Making his Olympic debut, the youngster from Haryana had earlier in the week topped the qualification round with a massive throw of 86.65m to cruise to the final.

It also caps a dream run which began just to lose weight.

"My javelin career started when I went to the stadium in the nearby city of Panipat to try and lose some weight. I had grown up in the village of Khandra with my extended family of 17 people and I had played a little sport such as kabaddi and volleyball for fun but back then I was fat (90kg at the age of 12). I was sent to the stadium for fitness and while there I noticed the seniors throwing the javelin. I liked the way it flew through the air and one day I tried it, and it went well," Chopra told World Athletics about his javelin journey. 

In October 2012, Chopra threw the spear to a distance of 68.46m, a national Under-16 record, to realise that he indeed had a bright future in the sport. The young gun never looked back, winning the World Junior Athletics Championships in Bydgoszcz back in 2016. Battling injuries, Chopra secured qualification for Tokyo with a throw of 87.86m in the ACNW League Meeting 1 in Potchefstroom, South Africa, to mark his return to competition after 16 months in rehabilitation. He improved his own National Record to 88.07m in the Indian Grand Prix 1 in Patiala on March 5, 2021. Subsequently, he had thrown 86.79m in the Kuortane Games in Finland on June 27, 2021.

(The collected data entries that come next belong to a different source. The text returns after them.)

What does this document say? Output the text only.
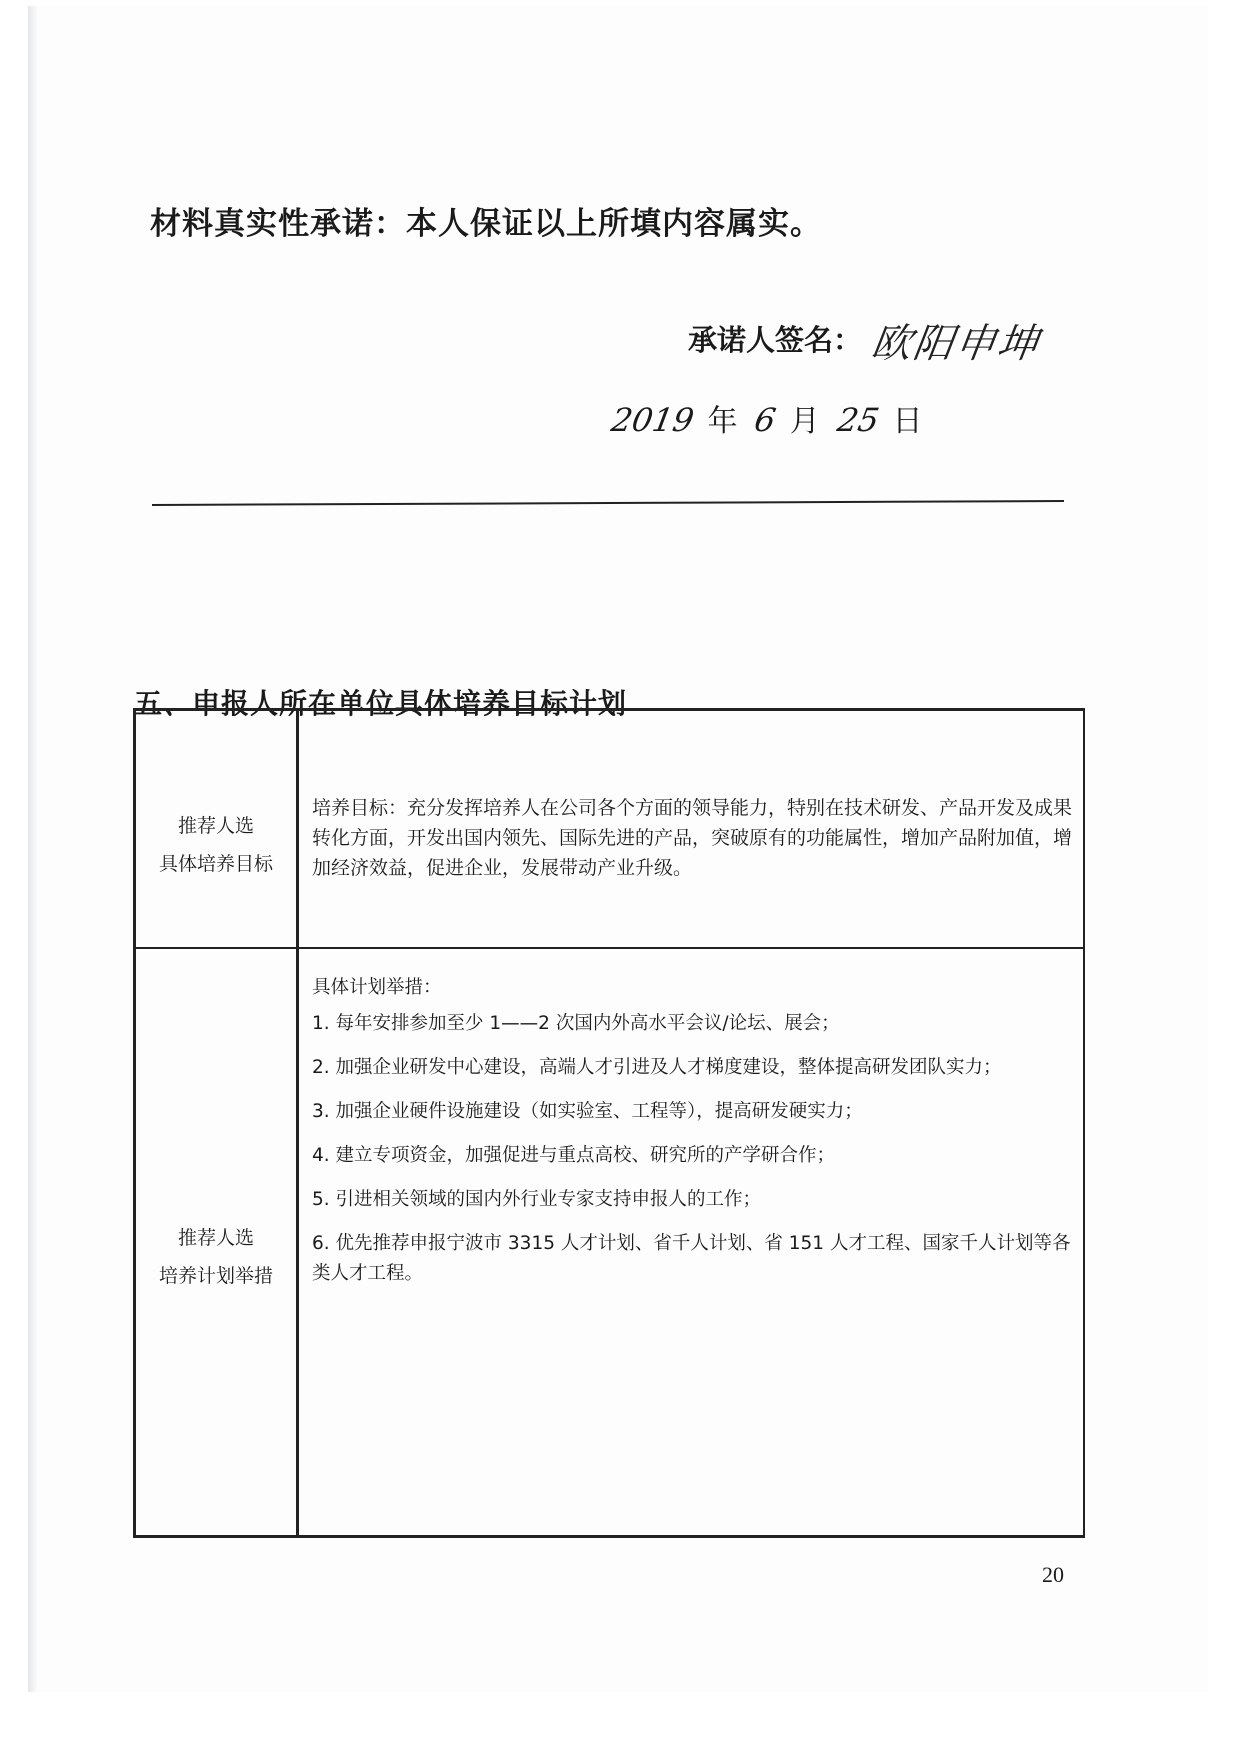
材料真实性承诺：本人保证以上所填内容属实。
承诺人签名： 欧阳申坤
2019 年 6 月 25 日
五、申报人所在单位具体培养目标计划
推荐人选
具体培养目标
培养目标：充分发挥培养人在公司各个方面的领导能力，特别在技术研发、产品开发及成果转化方面，开发出国内领先、国际先进的产品，突破原有的功能属性，增加产品附加值，增加经济效益，促进企业，发展带动产业升级。
推荐人选
培养计划举措
具体计划举措：
1. 每年安排参加至少 1——2 次国内外高水平会议/论坛、展会；
2. 加强企业研发中心建设，高端人才引进及人才梯度建设，整体提高研发团队实力；
3. 加强企业硬件设施建设（如实验室、工程等），提高研发硬实力；
4. 建立专项资金，加强促进与重点高校、研究所的产学研合作；
5. 引进相关领域的国内外行业专家支持申报人的工作；
6. 优先推荐申报宁波市 3315 人才计划、省千人计划、省 151 人才工程、国家千人计划等各类人才工程。
20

He arrived in Tokyo full of confidence after training in Europe for months. And, also to settle some scores.

Just before the start of the Tokyo Olympics, Germany's star javelin thrower Johannes Vetter – nicknamed 'the Usain Bolt of the javelin' – had said that Chopra will find it difficult to beat him at the world's biggest sporting extravaganza.

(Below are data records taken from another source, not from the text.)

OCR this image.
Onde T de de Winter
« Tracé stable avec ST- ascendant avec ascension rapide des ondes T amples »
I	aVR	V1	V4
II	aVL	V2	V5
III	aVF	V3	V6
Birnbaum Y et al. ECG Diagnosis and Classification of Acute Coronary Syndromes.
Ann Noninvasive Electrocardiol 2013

"He (Chopra) threw good throws twice this year. Above 86m in Finland (86.79m at the Kuortane Games). If he is healthy and if he is in the right shape, especially in his technique, he can throw far. But he has to fight with me. I am looking to throw over 90m in Tokyo, so it will be tough for him to beat me," Vetter had said in a media interaction organised by World Athletics.

However, Chopra got the better of German champion not only in the qualification round on Wednesday but also left him way behind in today's final. Vetter, who had breached the 90-metre mark seven times this year alone, was eliminated after the first round.

Earlier in the day, golfer Aditi Ashok missed out on an Olympic medal narrowly and an opportunity to join the other Indians – Mirabai Chanu and Ravi Dahiya (Silver) and PV Sindhu, Lovlina Borgohain and the Indian men’s hockey team (Bronze) — in the list of medal winners at Tokyo Olympic Games.However, Chopra made sure that India, which had started its campaign in Tokyo with Chanu's silver on the very first day, ends the Games on a historic high.